A new device the size of a match head can bend light inside a crystal to generate synchrotron radiation in a lab.
When physicists bend very intense beams of charged particles in circular orbits near the speed of light, this bending throws off bits of light, or X-rays, called synchrotron radiation. The researchers used the device to bend visible light to produce light with a wavelength in the terahertz range. This range of wavelength is considerably larger than that of visible light, but much smaller than the waves your microwave produces—and can penetrate clothing.
Large-scale facilities usually generate synchrotron radiation, which are typically the size of several football stadiums. Instead, researchers Roberto Merlin and Meredith Henstridge’s team developed a way to produce synchrotron radiation by printing a pattern of microscopic gold antennae on the polished face of a lithium tantalate crystal, called a metasurface.
“The more terahertz sources we have, the better. This new source is also exceptionally more efficient, let alone that it’s a massive system created at the millimeter scale,” says Vlad Shalaev, professor of electrical and computer engineering at Purdue University.
The team used a laser to pulse light through the pattern of antennae, which bent the light and produced synchrotron radiation.
“Instead of using lenses and spatial light modulators to perform this kind of experiment, we figured out by simply patterning a surface with a metasurface, you can achieve a similar end,” says Merlin, professor of physics and electrical engineering and computer science at the University of Michigan.
‘In order to get light to curve, you have to sculpt every piece of the light beam to a particular intensity and phase, and now we can do this in an extremely surgical way.”
Anthony Grbic, professor of electrical engineering and computer science at the University of Michigan, led the team that designed the metasurface. Former doctoral student Carl Pfeiffer developed the metasurface.
Roughly 10 million tiny boomerang-shaped antennae comprise the metasurface. Each antenna is considerably smaller than the wavelength of the impinging light, says Henstridge, lead author of the study. The researchers used a laser that produces “ultrashort” bursts or pulses of light which last for one trillionth of a second. The array of antennae causes the light pulse to accelerate along a curved trajectory inside the crystal.

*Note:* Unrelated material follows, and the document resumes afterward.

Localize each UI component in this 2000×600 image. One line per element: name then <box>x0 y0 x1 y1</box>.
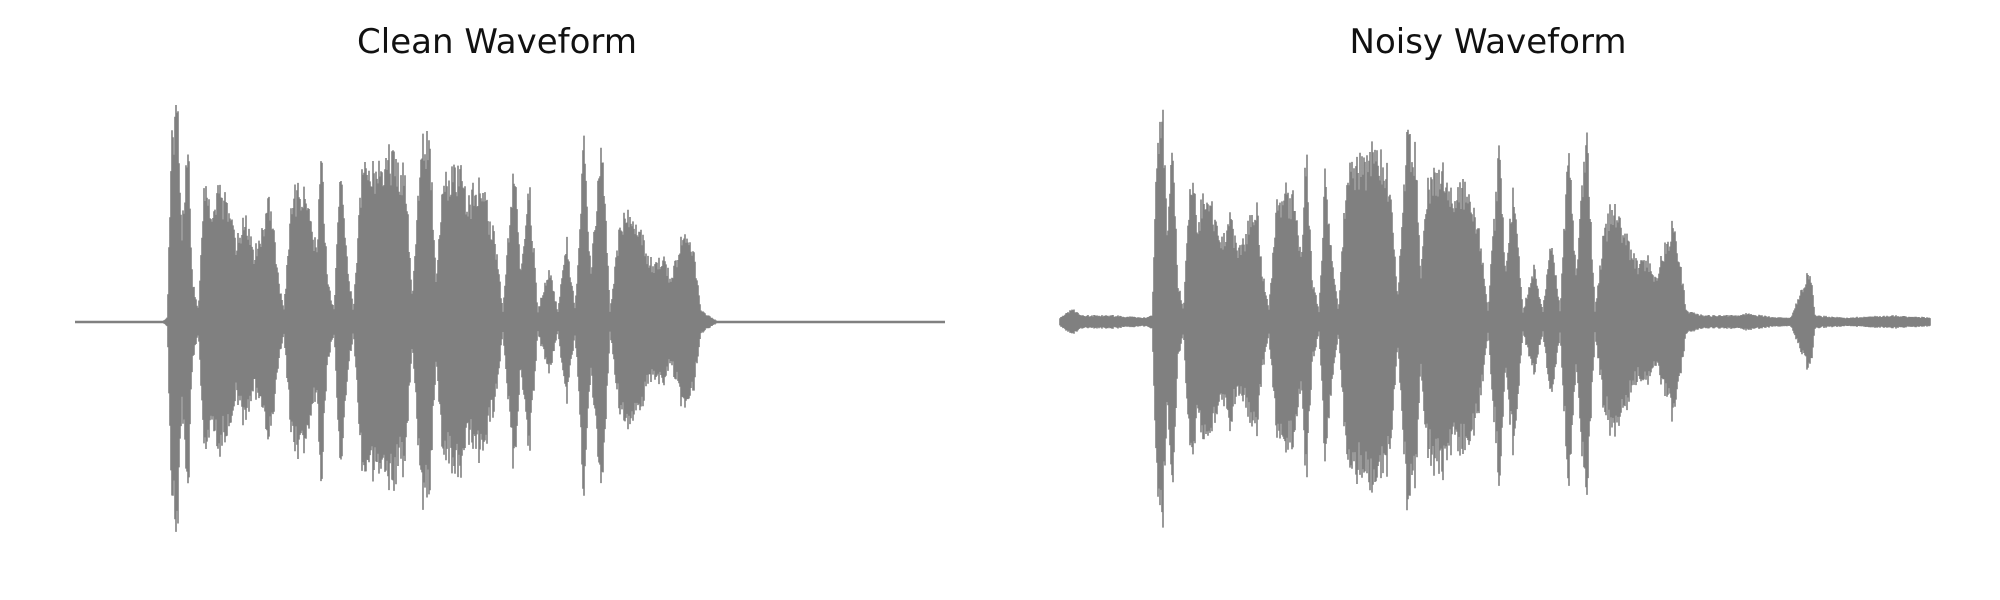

The light pulse creates a collection of electric dipoles—or, a group of positive and negative charge pairs. This dipole collection accelerates along the curved trajectory of the light pulse, resulting in the emission of synchrotron radiation, according to Henstridge, now a postdoctoral scientist at the Max Planck Institute for the Structure and Dynamics of Matter in Hamburg, Germany.
The researchers’ device produces synchrotron radiation that contains many terahertz frequencies because the light pulses travel just a fraction of a circle. But they hope to refine their device so that the light pulse revolves continuously along a circular path, producing synchrotron radiation at a single terahertz frequency.
The scientific community uses single-frequency terahertz sources to study the behavior of atoms or molecules within a given solid, liquid, or gas. Commercially, terahertz sources are used to scan items hidden in clothing and packaging crates. Drugs, explosives, and toxic gases all have unique “fingerprints” in the terahertz range that could be identified using terahertz spectroscopy.
The device’s uses aren’t limited to the security industry.
“Terahertz radiation is useful for imaging in the biomedical sciences,” Henstridge says. “For instance, it has been used to distinguish between cancerous and healthy tissue. An on-chip, single-frequency terahertz source, such as a tiny light-driven synchrotron such as our device, can allow for new advancements in all of these applications.”
The study appears in the journal Science. Additional researchers from Purdue University contributed to the study.